И тут же, словно он был джинном из бутылки, улавливающим желания повелителя, позвонил Андрей и сообщил, что отправил «фоты» — он именно так и выразился — на мыло. Алёна немедленно открыла «Outlook Express» и сообщила, что ничего не получала.
— Значит, еще идут, — флегматично ответил Андрей. — Рад быть полезным. Для нового романчика стараешься?
— Ну, в конечном итоге… — туманно ответила Алёна, не сомневаясь, впрочем, что непременно использует хоть что-то из этих «непоняток», в которые она нечаянно, без всякой задней мысли, затесалась… как тут не вспомнить строку Пастернака:
И, не готовый ни к чему такому,
Я третьим затесался в t?te-?-t?te.
— Да, стало быть, она непременно использует это в каком-нибудь новеньком романчике, если… отчего-то пришла на ум сакраментальная фраза: «Если выживет», но это была полная чушь, конечно. Почему бы Алёне Дмитриевой не выжить, никто на нее не покушается, разбитый нос — единственный урон, понесенные ею в этой истории. Но это, конечно, не гарантирует, что так пойдет дело и впредь. Ну что же, готовься к худшему, но надейся на лучшее — этот принцип в жизни Алёны себя и прежде оправдывал, надо думать, оправдает и впредь.
— Слушай, — спросила она нерешительно, — слушай, Андрей, а ты никогда не снимал Евгению… не знаю ее фамилии, это директриса «Красного шерла»? Размалеванная такая, знаешь?
— Снимал, а как же? — усмехнулся Андрей. — Стахеева ее фамилия. Вчера на шоу в «Пятнице» ее запечатлел, если не ошибаюсь.
— Ты был на шоу в «Пятнице»?! — У Алёны даже голос сел. — А можешь мне и эти фото прислать?
— Какие именно?
— Все! — алчно воскликнула Алёна.
— Да брось. Там их штук восемьдесят!
— Я еще сама не знаю, что именно мне нужно, — честно призналась Алёна. — Поэтому и прошу прислать все.
— Такую туеву хучу я буду черт знает сколько времени транспортировать, — сердито сказал Андрей. — А мне работать пора. Давай вот как поступим. Я снимки делал для «Красивых людей», залил их для редакции в городское кольцо, они уж там сами выбирают, что и куда. Я тебе на мыло ссылочку кину, ты посмотри и скачай себе, что нужно, хоть все, если трафика не жалко.
Понятно, потребовалось некоторое время для того, чтобы Андрей просветил писательницу по части терминологии: что за штука — городское кольцо, как, что и почему в него заливают, и т. д., и т. п.
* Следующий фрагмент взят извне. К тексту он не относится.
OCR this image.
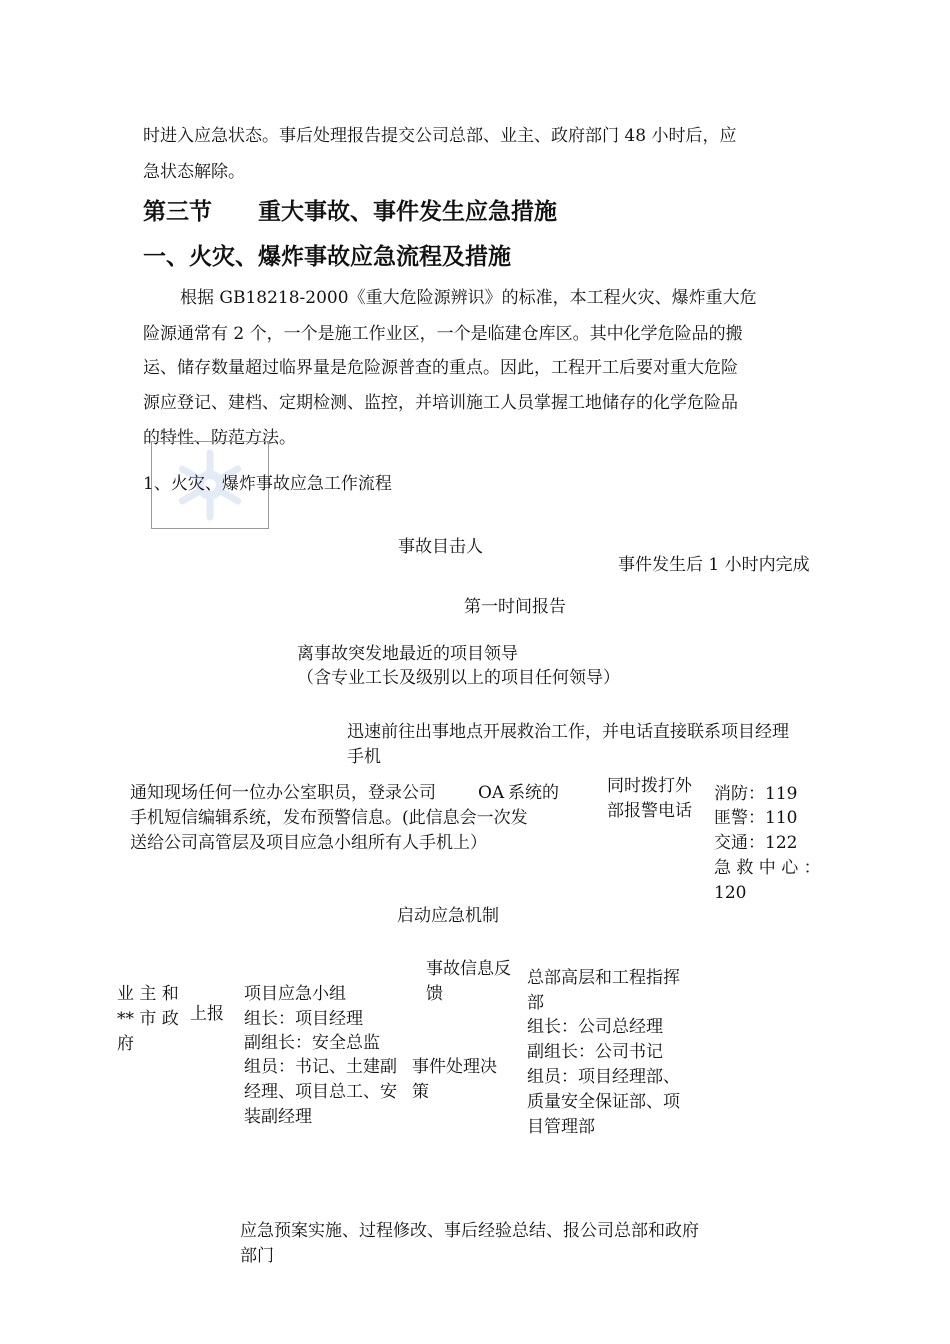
时进入应急状态。事后处理报告提交公司总部、业主、政府部门 48 小时后，应
急状态解除。
第三节　　重大事故、事件发生应急措施
一、火灾、爆炸事故应急流程及措施
根据 GB18218-2000《重大危险源辨识》的标准，本工程火灾、爆炸重大危
险源通常有 2 个，一个是施工作业区，一个是临建仓库区。其中化学危险品的搬
运、储存数量超过临界量是危险源普查的重点。因此，工程开工后要对重大危险
源应登记、建档、定期检测、监控，并培训施工人员掌握工地储存的化学危险品
的特性、防范方法。
1、火灾、爆炸事故应急工作流程
事故目击人
事件发生后 1 小时内完成
第一时间报告
离事故突发地最近的项目领导
（含专业工长及级别以上的项目任何领导）
迅速前往出事地点开展救治工作，并电话直接联系项目经理
手机
通知现场任何一位办公室职员，登录公司 OA 系统的
手机短信编辑系统，发布预警信息。(此信息会一次发
送给公司高管层及项目应急小组所有人手机上）
同时拨打外
部报警电话
消防：119
匪警：110
交通：122
急 救 中 心 ：
120
启动应急机制
事故信息反
馈
业 主 和
** 市 政
府
上报
项目应急小组
组长：项目经理
副组长：安全总监
组员：书记、土建副
经理、项目总工、安
装副经理
事件处理决
策
总部高层和工程指挥
部
组长：公司总经理
副组长：公司书记
组员：项目经理部、
质量安全保证部、项
目管理部
应急预案实施、过程修改、事后经验总结、报公司总部和政府
部门
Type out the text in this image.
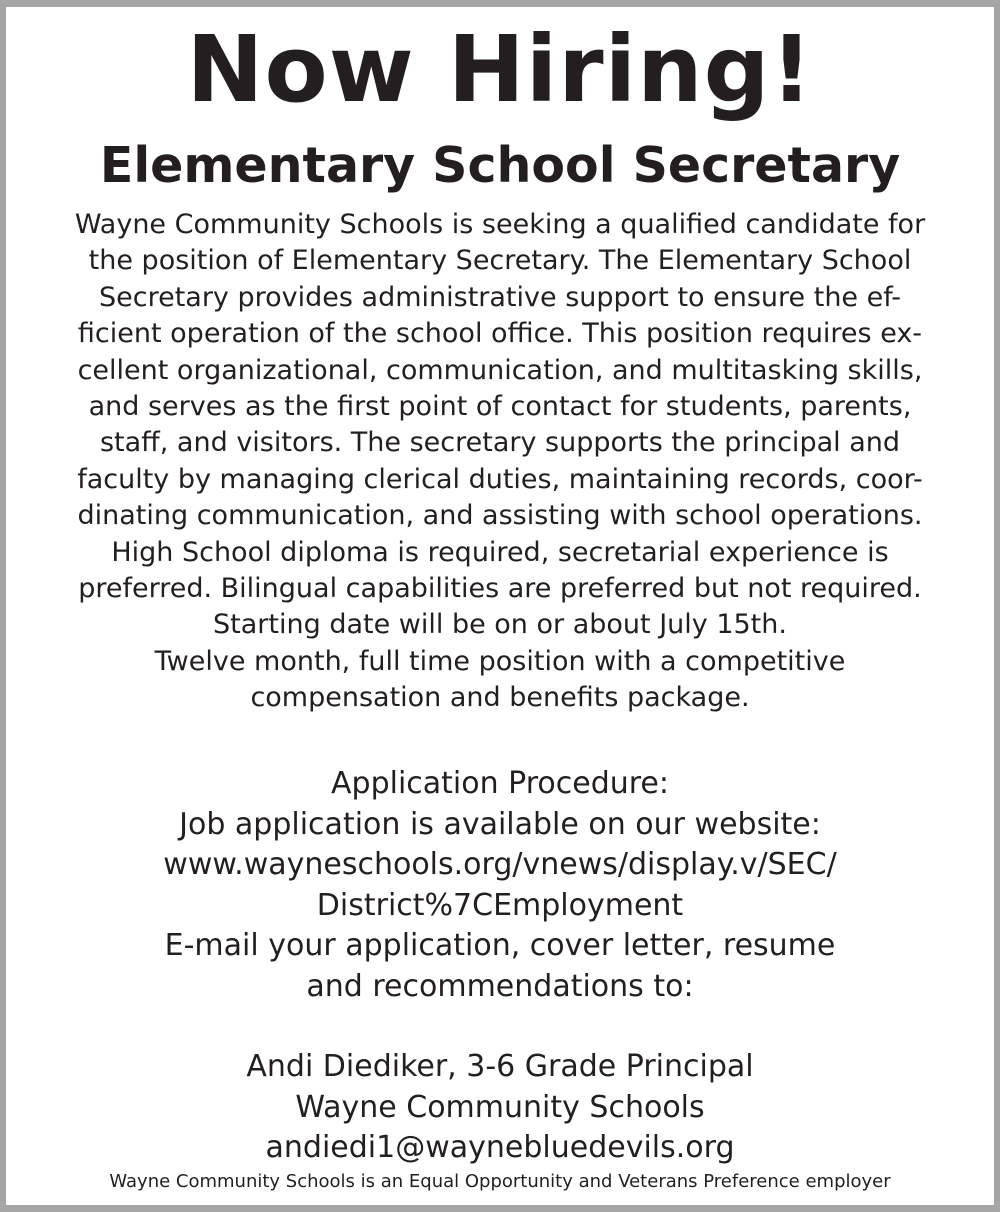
Now Hiring!
Elementary School Secretary
Wayne Community Schools is seeking a qualified candidate for
the position of Elementary Secretary. The Elementary School
Secretary provides administrative support to ensure the ef-
ficient operation of the school office. This position requires ex-
cellent organizational, communication, and multitasking skills,
and serves as the first point of contact for students, parents,
staff, and visitors. The secretary supports the principal and
faculty by managing clerical duties, maintaining records, coor-
dinating communication, and assisting with school operations.
High School diploma is required, secretarial experience is
preferred. Bilingual capabilities are preferred but not required.
Starting date will be on or about July 15th.
Twelve month, full time position with a competitive
compensation and benefits package.
Application Procedure:
Job application is available on our website:
www.wayneschools.org/vnews/display.v/SEC/
District%7CEmployment
E-mail your application, cover letter, resume
and recommendations to:
Andi Diediker, 3-6 Grade Principal
Wayne Community Schools
andiedi1@waynebluedevils.org
Wayne Community Schools is an Equal Opportunity and Veterans Preference employer
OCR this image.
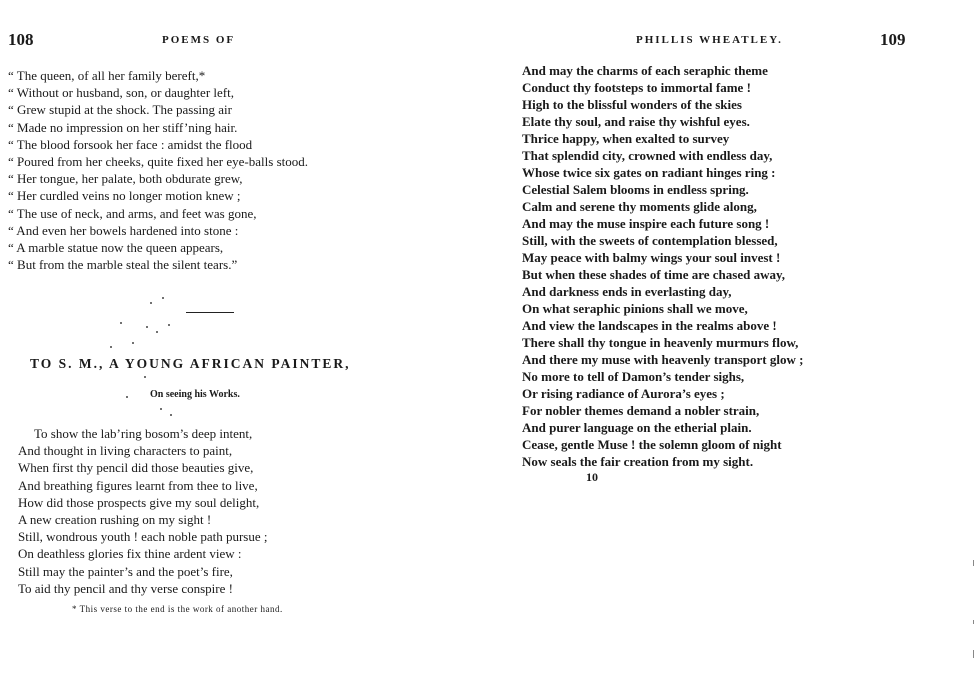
108	POEMS OF
“ The queen, of all her family bereft,*
“ Without or husband, son, or daughter left,
“ Grew stupid at the shock. The passing air
“ Made no impression on her stiff’ning hair.
“ The blood forsook her face : amidst the flood
“ Poured from her cheeks, quite fixed her eye-balls stood.
“ Her tongue, her palate, both obdurate grew,
“ Her curdled veins no longer motion knew ;
“ The use of neck, and arms, and feet was gone,
“ And even her bowels hardened into stone :
“ A marble statue now the queen appears,
“ But from the marble steal the silent tears.”
TO S. M., A YOUNG AFRICAN PAINTER,
On seeing his Works.
To show the lab’ring bosom’s deep intent,
And thought in living characters to paint,
When first thy pencil did those beauties give,
And breathing figures learnt from thee to live,
How did those prospects give my soul delight,
A new creation rushing on my sight !
Still, wondrous youth ! each noble path pursue ;
On deathless glories fix thine ardent view :
Still may the painter’s and the poet’s fire,
To aid thy pencil and thy verse conspire !
* This verse to the end is the work of another hand.
PHILLIS WHEATLEY.	109
And may the charms of each seraphic theme
Conduct thy footsteps to immortal fame !
High to the blissful wonders of the skies
Elate thy soul, and raise thy wishful eyes.
Thrice happy, when exalted to survey
That splendid city, crowned with endless day,
Whose twice six gates on radiant hinges ring :
Celestial Salem blooms in endless spring.
Calm and serene thy moments glide along,
And may the muse inspire each future song !
Still, with the sweets of contemplation blessed,
May peace with balmy wings your soul invest !
But when these shades of time are chased away,
And darkness ends in everlasting day,
On what seraphic pinions shall we move,
And view the landscapes in the realms above !
There shall thy tongue in heavenly murmurs flow,
And there my muse with heavenly transport glow ;
No more to tell of Damon’s tender sighs,
Or rising radiance of Aurora’s eyes ;
For nobler themes demand a nobler strain,
And purer language on the etherial plain.
Cease, gentle Muse ! the solemn gloom of night
Now seals the fair creation from my sight.
10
Но это, можете мне поверить, — сущая мелочовка по сравнению с таким занятием, как расследование убийств, а потому Алёна довольно легко все поняла и уже скоро вовсю выбирала фотографии, загружала их в свой компьютер и рассматривала.
Она увидела нарядный и, можно сказать, роскошно одетый нижне-горьковский высший свет вообще и в частности, то есть его отдельных представителей. Большинство персонажей было ей категорически неизвестно и неинтересно, а потому множество фотографий она просто пропускала мимо глаз, до тех пор пока не обнаружила на одной из них знакомое лицо. Знакомым лицом оказался Илья Вишневский. И на другом снимке нашла его Алёна. И на третьем… вот Илья просто стоит с небрежно-фатоватым видом у барной стойки. Вот беседует с ослепительной невесткой Лариссы Сахаровой, носящей загадочное имя Лерон. Оба стояли, полуотвернувшись друг от друга, как бы даже друг друга игнорируя, но понятно было, что они разговаривают, опасаясь быть захваченными на месте преступления.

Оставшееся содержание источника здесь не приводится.